Un travail qui a du cœur
L’aspiration de travailler pour une cause riche de sens, Danielle Poulin, fondatrice de Caméo Consultation et professeure en philanthropie à l’Université de Montréal, l’a aussi ressentie. Elle décrit ainsi son expérience: « Après mon stage en droit, j’ai travaillé à la Commission de la santé et de la sécurité du travail (CSST), en pratique privée dans un grand bureau et finalement dans une grande entreprise. Je ne trouvais pas le sens profond de mon travail et plusieurs aspects de la pratique ne me convenaient pas.»
Selon elle, les organismes de bienfaisance offrent un milieu de travail plus humain, rempli d’authenticité, de diversité, de convivialité et de créativité, ainsi qu’un quotidien ponctué de rencontres inspirantes avec des leaders en impact social.
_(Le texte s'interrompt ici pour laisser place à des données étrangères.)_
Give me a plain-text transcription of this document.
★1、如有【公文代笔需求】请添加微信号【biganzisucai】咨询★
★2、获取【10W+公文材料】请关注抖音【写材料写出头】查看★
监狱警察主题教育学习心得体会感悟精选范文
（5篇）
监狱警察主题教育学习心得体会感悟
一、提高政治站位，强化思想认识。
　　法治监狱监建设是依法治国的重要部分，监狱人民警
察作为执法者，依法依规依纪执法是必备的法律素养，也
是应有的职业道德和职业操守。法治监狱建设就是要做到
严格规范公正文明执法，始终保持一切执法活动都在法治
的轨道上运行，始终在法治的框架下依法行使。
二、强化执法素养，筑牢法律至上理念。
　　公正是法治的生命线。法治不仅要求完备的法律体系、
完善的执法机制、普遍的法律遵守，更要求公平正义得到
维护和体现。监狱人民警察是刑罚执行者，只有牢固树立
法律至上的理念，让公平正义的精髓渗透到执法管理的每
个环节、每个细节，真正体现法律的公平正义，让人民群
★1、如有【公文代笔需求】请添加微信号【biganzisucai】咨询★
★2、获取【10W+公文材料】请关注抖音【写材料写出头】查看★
Une opinion partagée par Martin Goyette.
Ce dont il est question ici, ce sont des environnements de travail qui intègrent l’idée d’«horizontal spirituality» ou spiritualité de l’immanence en français. Ce concept se définit comme un sentiment de sérénité, de sens et de connexion avec soi et les autres. Une notion laïque à ne pas confondre avec la religion!
Dans le contexte d’une épidémie d’anxiété, de stress, de «burnout» et de dépression en société, de plus en plus d’employés cherchent des environnements de travail spirituellement positifs dans lesquels ils peuvent s’épanouir en tant qu’individus, créer un monde meilleur et cultiver un sens de la communauté.
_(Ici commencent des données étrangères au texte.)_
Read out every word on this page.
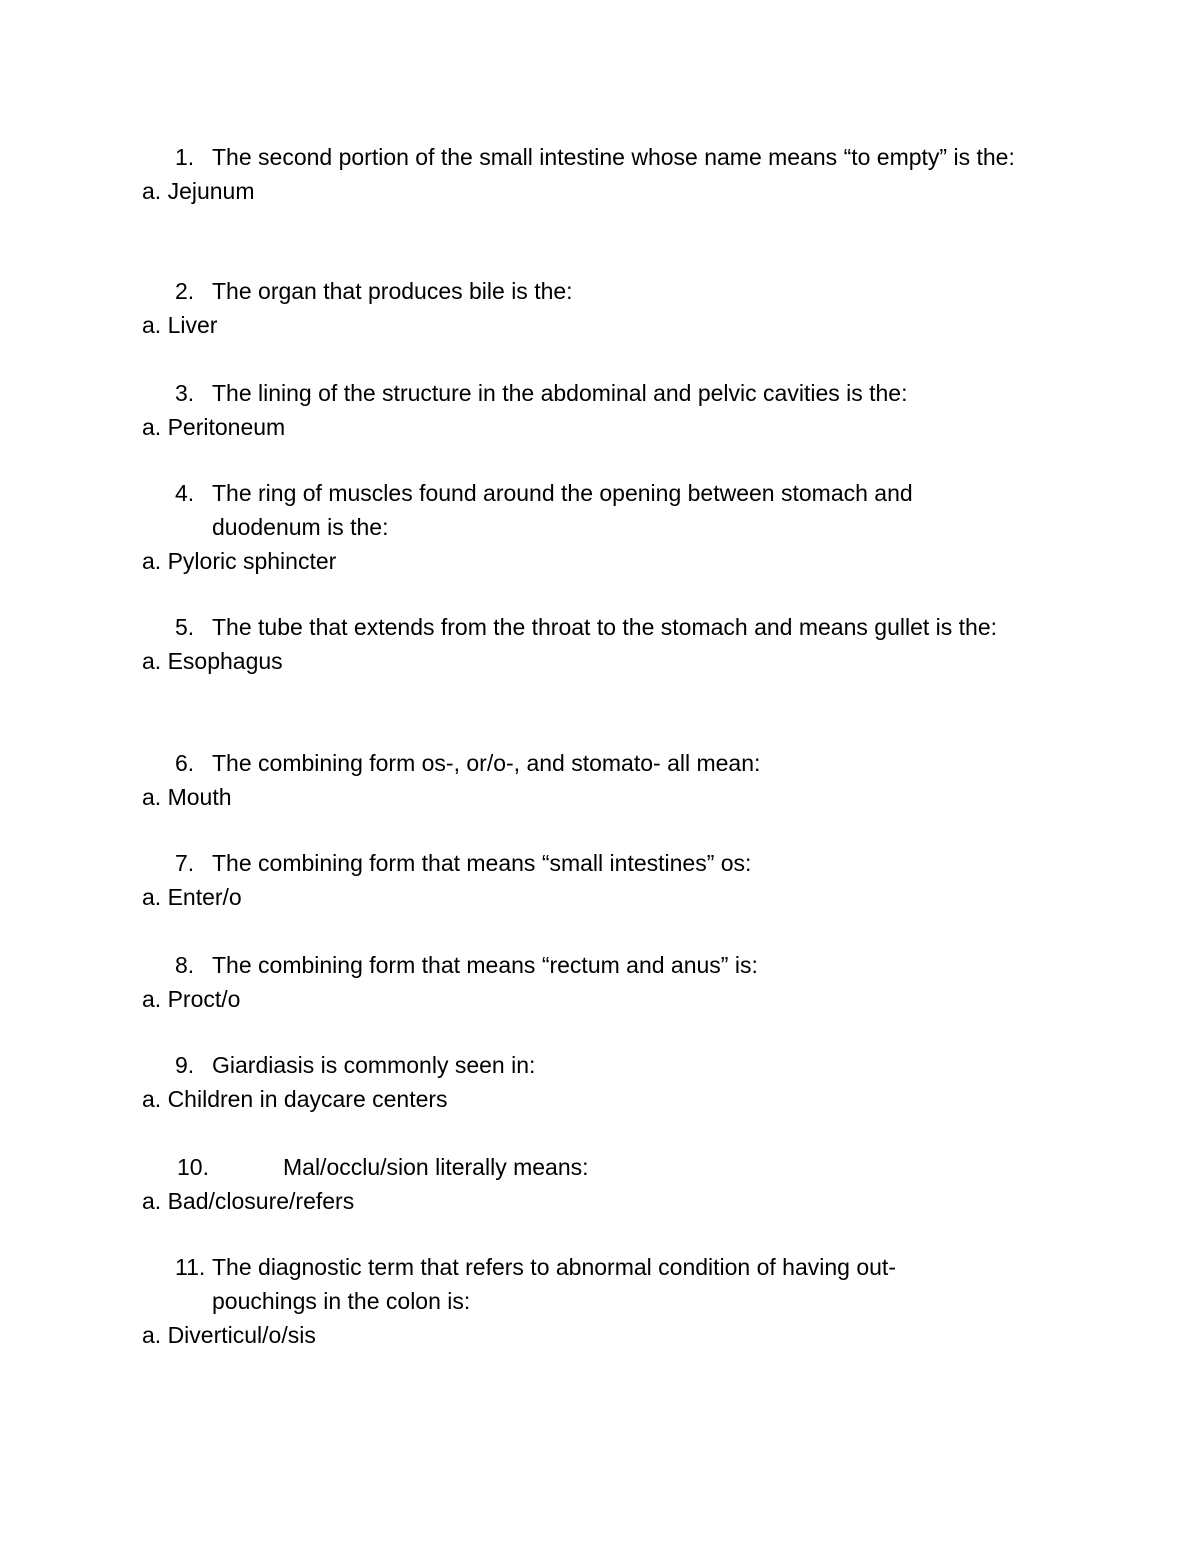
1. The second portion of the small intestine whose name means “to empty” is the:
a. Jejunum
2. The organ that produces bile is the:
a. Liver
3. The lining of the structure in the abdominal and pelvic cavities is the:
a. Peritoneum
4. The ring of muscles found around the opening between stomach and duodenum is the:
a. Pyloric sphincter
5. The tube that extends from the throat to the stomach and means gullet is the:
a. Esophagus
6. The combining form os-, or/o-, and stomato- all mean:
a. Mouth
7. The combining form that means “small intestines” os:
a. Enter/o
8. The combining form that means “rectum and anus” is:
a. Proct/o
9. Giardiasis is commonly seen in:
a. Children in daycare centers
10.	Mal/occlu/sion literally means:
a. Bad/closure/refers
11. The diagnostic term that refers to abnormal condition of having out-pouchings in the colon is:
a. Diverticul/o/sis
Par la nature de sa mission de bienfaisance, un organisme à but non lucratif réussit plus facilement qu’une corporation à développer une telle expérience de travail.
Il n’empêche que toute organisation a intérêt à se questionner sur la place que peut occuper le spirituel au bureau. Au-delà d’un salaire, quelle est la valeur du temps consacré à l’entreprise? Ou comment un lieu de travail peut gagner en dimension et richesses intrinsèques pour ses employés?
Un géant québécois
Souvent, le secteur de l’économie sociale est victime de toutes sortes de préjugés. Des mots comme «marginal» et «pauvre» y sont associés. Pourtant l’économie sociale génère au Québec près de 47,8 milliards de dollars et emploie environ 220 000 salariés. De plus, les organismes de bienfaisance d’ici font preuve d’un dynamisme et d’un sens de l’innovation exemplaires.
Sur le sujet, Martin Goyette m’a confié ceci : « Au début, je disais que le milieu caritatif avait besoin d’influence du milieu corporatif pour optimiser son impact. Maintenant, je vois que le milieu corporatif a beaucoup de choses à apprendre du secteur philanthropique qui doit constamment faire plus avec des moyens instables ou décroissants.»
«La chose la plus importante que les entreprises ont à apprendre des OBNL c’est l’ancrage dans le sens du travail, du résultat et des impacts du travail, au-delà de l’argent. Personne n’a envie de travailler pour que les actionnaires et la haute direction s’enrichissent. Les employés ont besoin de comprendre ce qu’ils créent du point de vue de la société et de la planète. Les OBNL sont exceptionnellement résilients et adaptatifs. Les plus petits et les plus près des personnes vulnérables l’ont démontré de mille façons pendant la pandémie», rappelle à juste titre Danielle Poulin.